No 'root' Password set
The root account must have a password set (that you remember). If not, the sudo package will be uninstalled during the upgrade, and so you will not be able to log in again as root if that latter has no password set. If you used the official Proxmox VE or Debian installer and you didn't removed after the installation you are fine.
GlusterFS
At least the current version of Gluster (6.5-1, available at gluster.org) has conflicts with our packages. The upgrade has to be done with the option
-o Dpkg::Options::="--force-overwrite"
if this version is installed. This might be true for future versions as well.

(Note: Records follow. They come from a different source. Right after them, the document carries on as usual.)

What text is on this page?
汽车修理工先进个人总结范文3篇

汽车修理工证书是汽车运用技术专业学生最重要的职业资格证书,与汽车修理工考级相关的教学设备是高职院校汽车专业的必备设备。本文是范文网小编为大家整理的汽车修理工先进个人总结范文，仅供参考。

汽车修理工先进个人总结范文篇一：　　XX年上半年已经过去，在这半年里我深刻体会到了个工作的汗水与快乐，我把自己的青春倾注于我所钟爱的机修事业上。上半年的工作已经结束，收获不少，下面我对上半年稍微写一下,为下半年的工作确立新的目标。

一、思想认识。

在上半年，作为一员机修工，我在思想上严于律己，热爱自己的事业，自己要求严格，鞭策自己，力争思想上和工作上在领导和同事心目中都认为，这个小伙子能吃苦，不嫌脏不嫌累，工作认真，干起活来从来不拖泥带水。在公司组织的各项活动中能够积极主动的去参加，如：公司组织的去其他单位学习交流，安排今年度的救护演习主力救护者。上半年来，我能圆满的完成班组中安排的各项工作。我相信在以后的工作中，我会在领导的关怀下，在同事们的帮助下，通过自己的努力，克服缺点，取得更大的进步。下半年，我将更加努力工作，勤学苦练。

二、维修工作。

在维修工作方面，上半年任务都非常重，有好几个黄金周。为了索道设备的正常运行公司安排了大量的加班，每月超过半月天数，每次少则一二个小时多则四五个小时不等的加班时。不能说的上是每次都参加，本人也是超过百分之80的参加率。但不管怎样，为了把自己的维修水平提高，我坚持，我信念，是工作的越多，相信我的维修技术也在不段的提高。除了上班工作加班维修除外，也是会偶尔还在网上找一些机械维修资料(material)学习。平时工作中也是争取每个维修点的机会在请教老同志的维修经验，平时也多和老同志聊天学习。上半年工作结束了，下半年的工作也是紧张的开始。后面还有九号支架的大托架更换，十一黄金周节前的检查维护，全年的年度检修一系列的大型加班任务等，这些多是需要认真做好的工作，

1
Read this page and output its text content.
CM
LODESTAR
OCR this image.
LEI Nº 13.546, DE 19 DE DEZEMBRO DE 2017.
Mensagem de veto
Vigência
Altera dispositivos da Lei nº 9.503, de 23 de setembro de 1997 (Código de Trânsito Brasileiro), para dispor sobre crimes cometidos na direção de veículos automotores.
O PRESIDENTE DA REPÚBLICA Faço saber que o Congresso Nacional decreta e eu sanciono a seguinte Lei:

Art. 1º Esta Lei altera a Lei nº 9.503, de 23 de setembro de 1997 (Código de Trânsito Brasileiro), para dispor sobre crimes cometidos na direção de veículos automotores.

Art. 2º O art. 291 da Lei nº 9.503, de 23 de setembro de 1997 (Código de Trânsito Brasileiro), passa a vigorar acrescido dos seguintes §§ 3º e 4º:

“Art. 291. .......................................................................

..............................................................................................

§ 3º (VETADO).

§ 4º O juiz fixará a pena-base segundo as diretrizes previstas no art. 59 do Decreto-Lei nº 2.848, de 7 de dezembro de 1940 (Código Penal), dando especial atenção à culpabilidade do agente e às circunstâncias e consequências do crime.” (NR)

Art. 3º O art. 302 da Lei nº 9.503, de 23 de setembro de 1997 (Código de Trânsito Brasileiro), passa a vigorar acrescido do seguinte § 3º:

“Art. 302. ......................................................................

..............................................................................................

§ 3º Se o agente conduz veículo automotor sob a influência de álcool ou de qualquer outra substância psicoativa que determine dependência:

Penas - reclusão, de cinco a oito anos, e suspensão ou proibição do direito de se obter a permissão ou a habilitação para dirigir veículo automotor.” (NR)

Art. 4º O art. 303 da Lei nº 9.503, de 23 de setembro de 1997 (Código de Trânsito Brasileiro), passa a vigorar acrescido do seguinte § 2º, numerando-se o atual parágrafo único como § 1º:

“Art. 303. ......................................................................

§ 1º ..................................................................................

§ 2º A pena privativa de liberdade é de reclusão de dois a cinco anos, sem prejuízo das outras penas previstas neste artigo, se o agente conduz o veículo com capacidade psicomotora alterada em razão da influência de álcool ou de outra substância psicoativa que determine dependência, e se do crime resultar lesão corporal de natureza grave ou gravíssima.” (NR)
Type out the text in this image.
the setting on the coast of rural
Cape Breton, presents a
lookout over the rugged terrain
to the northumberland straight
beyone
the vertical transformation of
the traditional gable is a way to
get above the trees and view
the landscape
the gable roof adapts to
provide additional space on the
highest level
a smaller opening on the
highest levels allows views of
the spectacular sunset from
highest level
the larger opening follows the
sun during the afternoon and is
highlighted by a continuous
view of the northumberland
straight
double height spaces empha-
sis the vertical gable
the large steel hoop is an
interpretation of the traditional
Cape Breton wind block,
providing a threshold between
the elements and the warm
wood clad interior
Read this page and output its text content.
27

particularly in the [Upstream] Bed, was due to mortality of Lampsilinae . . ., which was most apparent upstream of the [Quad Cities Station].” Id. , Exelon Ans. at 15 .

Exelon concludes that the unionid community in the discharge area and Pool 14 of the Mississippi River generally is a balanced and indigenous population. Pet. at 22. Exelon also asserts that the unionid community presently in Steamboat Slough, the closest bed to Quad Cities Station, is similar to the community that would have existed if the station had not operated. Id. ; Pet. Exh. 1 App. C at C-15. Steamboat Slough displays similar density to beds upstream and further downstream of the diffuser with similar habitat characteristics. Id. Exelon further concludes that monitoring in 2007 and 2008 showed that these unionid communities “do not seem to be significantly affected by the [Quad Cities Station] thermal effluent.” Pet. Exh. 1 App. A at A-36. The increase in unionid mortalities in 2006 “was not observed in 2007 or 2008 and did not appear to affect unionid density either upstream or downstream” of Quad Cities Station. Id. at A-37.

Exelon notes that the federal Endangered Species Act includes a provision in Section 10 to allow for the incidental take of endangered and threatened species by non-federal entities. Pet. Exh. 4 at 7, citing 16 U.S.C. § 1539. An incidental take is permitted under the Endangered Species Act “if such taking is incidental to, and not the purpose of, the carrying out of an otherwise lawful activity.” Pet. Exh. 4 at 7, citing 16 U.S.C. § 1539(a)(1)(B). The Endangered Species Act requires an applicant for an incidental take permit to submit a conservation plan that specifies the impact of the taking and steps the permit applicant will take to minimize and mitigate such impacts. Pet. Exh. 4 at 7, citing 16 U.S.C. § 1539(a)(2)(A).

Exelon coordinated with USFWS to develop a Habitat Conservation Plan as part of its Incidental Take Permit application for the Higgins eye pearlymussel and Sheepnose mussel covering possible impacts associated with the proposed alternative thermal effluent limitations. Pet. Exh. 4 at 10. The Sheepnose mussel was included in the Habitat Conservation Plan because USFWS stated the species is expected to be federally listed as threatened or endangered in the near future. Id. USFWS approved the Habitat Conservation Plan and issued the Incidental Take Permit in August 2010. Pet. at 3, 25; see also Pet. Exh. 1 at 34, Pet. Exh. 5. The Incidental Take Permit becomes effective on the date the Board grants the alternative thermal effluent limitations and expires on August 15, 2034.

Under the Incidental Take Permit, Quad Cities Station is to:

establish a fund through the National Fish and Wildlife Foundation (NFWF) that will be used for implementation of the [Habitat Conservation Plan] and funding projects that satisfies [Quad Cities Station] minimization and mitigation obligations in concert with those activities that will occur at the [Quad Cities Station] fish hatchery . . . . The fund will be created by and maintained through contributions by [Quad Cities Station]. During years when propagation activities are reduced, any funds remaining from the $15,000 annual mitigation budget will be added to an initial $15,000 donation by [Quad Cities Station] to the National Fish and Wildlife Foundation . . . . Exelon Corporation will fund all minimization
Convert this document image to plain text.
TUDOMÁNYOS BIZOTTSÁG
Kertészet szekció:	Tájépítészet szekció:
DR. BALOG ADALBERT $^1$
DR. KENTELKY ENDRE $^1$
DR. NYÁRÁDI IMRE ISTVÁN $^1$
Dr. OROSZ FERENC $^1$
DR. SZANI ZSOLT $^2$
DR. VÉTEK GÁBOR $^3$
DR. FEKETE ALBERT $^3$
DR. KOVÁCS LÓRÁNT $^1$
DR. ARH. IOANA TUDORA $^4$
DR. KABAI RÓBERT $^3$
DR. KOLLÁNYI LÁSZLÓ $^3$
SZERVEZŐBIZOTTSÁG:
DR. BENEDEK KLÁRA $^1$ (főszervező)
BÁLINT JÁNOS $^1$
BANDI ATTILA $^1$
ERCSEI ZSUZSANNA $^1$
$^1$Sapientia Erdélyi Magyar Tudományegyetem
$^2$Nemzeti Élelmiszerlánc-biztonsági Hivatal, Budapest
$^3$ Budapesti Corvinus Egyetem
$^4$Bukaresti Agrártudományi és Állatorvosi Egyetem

Qemu Virtual Machines booting with OVMF (EFI)
An issue with EFI Disks was fixed in qemu-server 6.1-12. An EFI disk on a storage which doesn't allow for small (128 KB) images (for example: CEPH, ZFS, LVM(thin)), was not correctly mapped to the VM. While fixed now, such existing setup need manual intervention.
- You do not have to do anything if your EFI disks is using qcow2 or "raw" on a file based storage.
- Before the upgrade, make sure that on your ESP, the EFI boot binary exists at
\EFI\BOOT\BOOTX64.EFI
(the default EFI Boot fallback).- Windows and some Linux VMs using systemd-boot should do that automatically
- After the upgrade, you can recreate the EFI boot entries (e.g., with efibootmgr) and delete the
BOOTX64.EFI
again(if it did not exist before). - If you already upgraded and it does not boot, Start-up the VM and press ESC in the console to get into the OVMF menu. Then "Boot Maintenance Manager" -> "Boot From File" -> choose Disk with the Efi System Partition. Now you can navigate to the EFI executable, for example for Debian:
EFI/debian/grubx64.efi
or for Fedora:EFI/fedora/shimx64-fedora.efi
. Once you found the correct one boot and after that restore the efiboot entry, see your Distribution's Documentation for this or use also the OVMF firmware gui.
Troubleshooting
Failing upgrade to "buster"
Make sure that the repository configuration for Buster is correct.
If there was a network failure and the upgrade has been made partially try to repair the situation with
apt -f install
Unable to boot due to grub failure
OVH server blocked
If you use OVH and after the upgrade cannot access your server anymore (no GUI, no SSH) read this tutorial in the Proxmox VE forum.